Tout le long du film, forcément, on a de la peine pour Akiko (Takako, jouée par Satsuko Hara, semblant plus solide et davantage armée pour surmonter son sort ; elle est surtout accompagnée d’une adorable petite fille de deux ans qui lui permet d’adoucir son sort) et on espère que la jeune fille saura au moins opérer une réconciliation, d’abord avec elle-même, ensuite avec son petit-ami (même si on comprend assez rapidement le genre de connard il est), son propre père (père ici loin d’être aussi indulgent que le père joué par Chishu dans Voyage à Tokyo : il est très autoritaire, peu compréhensif et soucieux du qu’en dira-t-on), enfin avec sa propre mère. Car on a aussi de la peine pour cette femme qui a abandonné ses enfants, certes, mais pas totalement non plus puisqu’elle a laissé ses filles sous la garde d’un père dont la bonne situation leur permettait de suivre une bonne éducation. Mère en tout cas très curieuse et heureuse de retrouver ses filles, mère qui semble être en vérité une bonne femme. Eh bien cette mère sera méprisée de manière égale par les deux filles et cela m’a paru surprenant. Voir le personnage de la sœur aînée, sœur attentive aux malheurs d’Akiko, sœur intelligente pleine de compassion, qui plus est avec le lumineux physique de Setsuko Hara, eh bien voir cette sœur se montrer odieuse envers cette mère peut sembler incompréhensible.
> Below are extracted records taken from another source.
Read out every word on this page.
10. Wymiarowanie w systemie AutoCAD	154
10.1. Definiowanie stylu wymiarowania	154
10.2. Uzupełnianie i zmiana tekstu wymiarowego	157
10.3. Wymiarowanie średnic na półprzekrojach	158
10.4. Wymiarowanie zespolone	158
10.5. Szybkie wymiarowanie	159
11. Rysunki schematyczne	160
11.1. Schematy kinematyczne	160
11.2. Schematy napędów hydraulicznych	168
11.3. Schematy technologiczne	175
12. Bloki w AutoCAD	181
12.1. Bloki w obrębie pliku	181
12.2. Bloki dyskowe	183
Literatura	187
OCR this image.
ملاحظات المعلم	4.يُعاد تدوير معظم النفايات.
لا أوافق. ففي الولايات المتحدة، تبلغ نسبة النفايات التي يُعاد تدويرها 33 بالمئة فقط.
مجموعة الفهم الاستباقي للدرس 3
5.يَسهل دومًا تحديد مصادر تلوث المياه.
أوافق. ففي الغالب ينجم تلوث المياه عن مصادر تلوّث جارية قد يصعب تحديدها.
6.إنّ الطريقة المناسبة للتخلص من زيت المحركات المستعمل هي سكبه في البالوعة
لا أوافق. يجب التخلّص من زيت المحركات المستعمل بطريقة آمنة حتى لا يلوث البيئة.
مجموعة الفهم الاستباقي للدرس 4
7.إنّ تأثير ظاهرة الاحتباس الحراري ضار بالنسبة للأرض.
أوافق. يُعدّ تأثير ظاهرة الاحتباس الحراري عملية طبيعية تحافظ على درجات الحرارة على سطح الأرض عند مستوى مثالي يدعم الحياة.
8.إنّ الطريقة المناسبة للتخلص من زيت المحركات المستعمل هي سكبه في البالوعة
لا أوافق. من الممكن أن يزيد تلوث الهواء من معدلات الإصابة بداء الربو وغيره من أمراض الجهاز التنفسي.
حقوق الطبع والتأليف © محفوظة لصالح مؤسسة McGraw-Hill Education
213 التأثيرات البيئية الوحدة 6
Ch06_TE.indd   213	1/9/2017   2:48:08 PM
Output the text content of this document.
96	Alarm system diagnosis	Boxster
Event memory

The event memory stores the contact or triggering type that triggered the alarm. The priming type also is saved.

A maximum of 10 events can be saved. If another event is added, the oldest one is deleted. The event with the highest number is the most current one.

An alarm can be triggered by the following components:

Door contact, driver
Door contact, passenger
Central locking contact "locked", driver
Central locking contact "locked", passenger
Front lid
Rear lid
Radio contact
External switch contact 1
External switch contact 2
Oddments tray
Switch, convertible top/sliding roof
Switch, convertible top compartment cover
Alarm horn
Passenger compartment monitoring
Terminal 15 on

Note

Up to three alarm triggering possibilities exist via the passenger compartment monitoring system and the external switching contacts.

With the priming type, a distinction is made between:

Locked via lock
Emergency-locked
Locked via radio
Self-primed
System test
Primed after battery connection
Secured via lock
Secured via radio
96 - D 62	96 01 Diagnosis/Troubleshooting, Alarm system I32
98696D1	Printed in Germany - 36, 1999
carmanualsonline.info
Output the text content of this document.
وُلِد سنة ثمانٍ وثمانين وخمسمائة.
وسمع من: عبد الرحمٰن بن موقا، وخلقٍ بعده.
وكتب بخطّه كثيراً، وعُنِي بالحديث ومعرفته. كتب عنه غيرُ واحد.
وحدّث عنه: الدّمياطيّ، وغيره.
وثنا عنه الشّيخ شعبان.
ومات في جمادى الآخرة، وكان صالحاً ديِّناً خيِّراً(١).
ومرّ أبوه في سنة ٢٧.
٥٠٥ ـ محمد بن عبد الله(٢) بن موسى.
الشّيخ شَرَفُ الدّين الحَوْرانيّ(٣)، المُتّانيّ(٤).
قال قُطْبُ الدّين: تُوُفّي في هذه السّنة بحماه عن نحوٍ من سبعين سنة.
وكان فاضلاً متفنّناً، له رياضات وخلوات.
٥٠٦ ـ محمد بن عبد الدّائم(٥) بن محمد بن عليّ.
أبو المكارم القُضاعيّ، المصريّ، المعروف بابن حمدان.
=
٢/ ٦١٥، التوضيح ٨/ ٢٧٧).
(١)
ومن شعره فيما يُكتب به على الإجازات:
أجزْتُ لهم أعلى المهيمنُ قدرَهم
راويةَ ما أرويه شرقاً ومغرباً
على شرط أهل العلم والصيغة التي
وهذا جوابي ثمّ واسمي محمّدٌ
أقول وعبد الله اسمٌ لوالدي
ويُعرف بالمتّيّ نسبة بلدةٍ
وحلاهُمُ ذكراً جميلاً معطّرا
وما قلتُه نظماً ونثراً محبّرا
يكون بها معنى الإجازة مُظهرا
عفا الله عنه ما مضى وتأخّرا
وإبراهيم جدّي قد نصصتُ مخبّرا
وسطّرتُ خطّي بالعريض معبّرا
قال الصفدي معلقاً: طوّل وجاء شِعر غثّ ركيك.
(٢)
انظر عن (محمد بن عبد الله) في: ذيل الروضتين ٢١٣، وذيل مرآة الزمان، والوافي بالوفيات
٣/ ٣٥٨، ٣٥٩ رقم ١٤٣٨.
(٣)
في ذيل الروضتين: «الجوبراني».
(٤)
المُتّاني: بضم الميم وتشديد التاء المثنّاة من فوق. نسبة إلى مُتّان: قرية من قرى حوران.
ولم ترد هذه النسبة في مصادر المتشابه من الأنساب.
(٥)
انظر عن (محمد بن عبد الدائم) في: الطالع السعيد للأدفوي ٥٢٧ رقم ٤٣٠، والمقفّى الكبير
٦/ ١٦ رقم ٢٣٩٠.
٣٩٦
Akiko en train de parler à sa mère. Le masque indique que cette dernière est probablement perçue comme une pestiférée.

Mais voilà, incompréhensible pour qui ? Pour le spectateur occidental de 2024 ? Ou également pour le spectateur japonais de 1957 ? S’il ne fait aucun doute que se retrouver enceinte pour une jeune Japonaise de l’époque alors qu’elle n’est pas mariée représente une tache, une honte absolue, je me suis demandé ce qu’Ozu a voulu entreprendre avec ce personnage de la mère jouée par Isuzu Yamada et comment ses premiers spectateurs l’ont perçue. Comme une mauvaise femme ? ou bien comme une femme ayant commis une faute mais pour laquelle l’eau a eu le temps de couleur sous les ponts ? Surtout, quand on voit le père un rien cassant joué par Chishu, et quand on le compare avec l’homme moins fortuné mais plus coulant avec lequel elle partage sa vie, on se dit qu’elle avait finalement toutes ses raisons de quitter sa maison.

Dans tous les cas, pas un seul personnage n’échappe à la grisaille crépusculaire de Tokyo (même le personnage enjoué de la tante, interprété par Haruko Sugimura, est malheureux puisque son bavardage est suivi de conséquences qui ne permettent pas d’améliorer la situation) et ce ne sont pas les cinq dernières minutes, pourvoyeuses d’un désolant coup de théâtre, qui permettent d’y remédier.

Détail ironique : Isuzu Yamada et Ryu Chishu ont déjà joué un couple, mais sous la caméra de Noboru Nakamura. Le film s’intitule Le Plaisir en famille. Crépuscule à Tokyo aurait pu s’intituler, lui, Le Déplaisir en famille. Sans doute le film le plus sombre de la filmographie d’Ozu.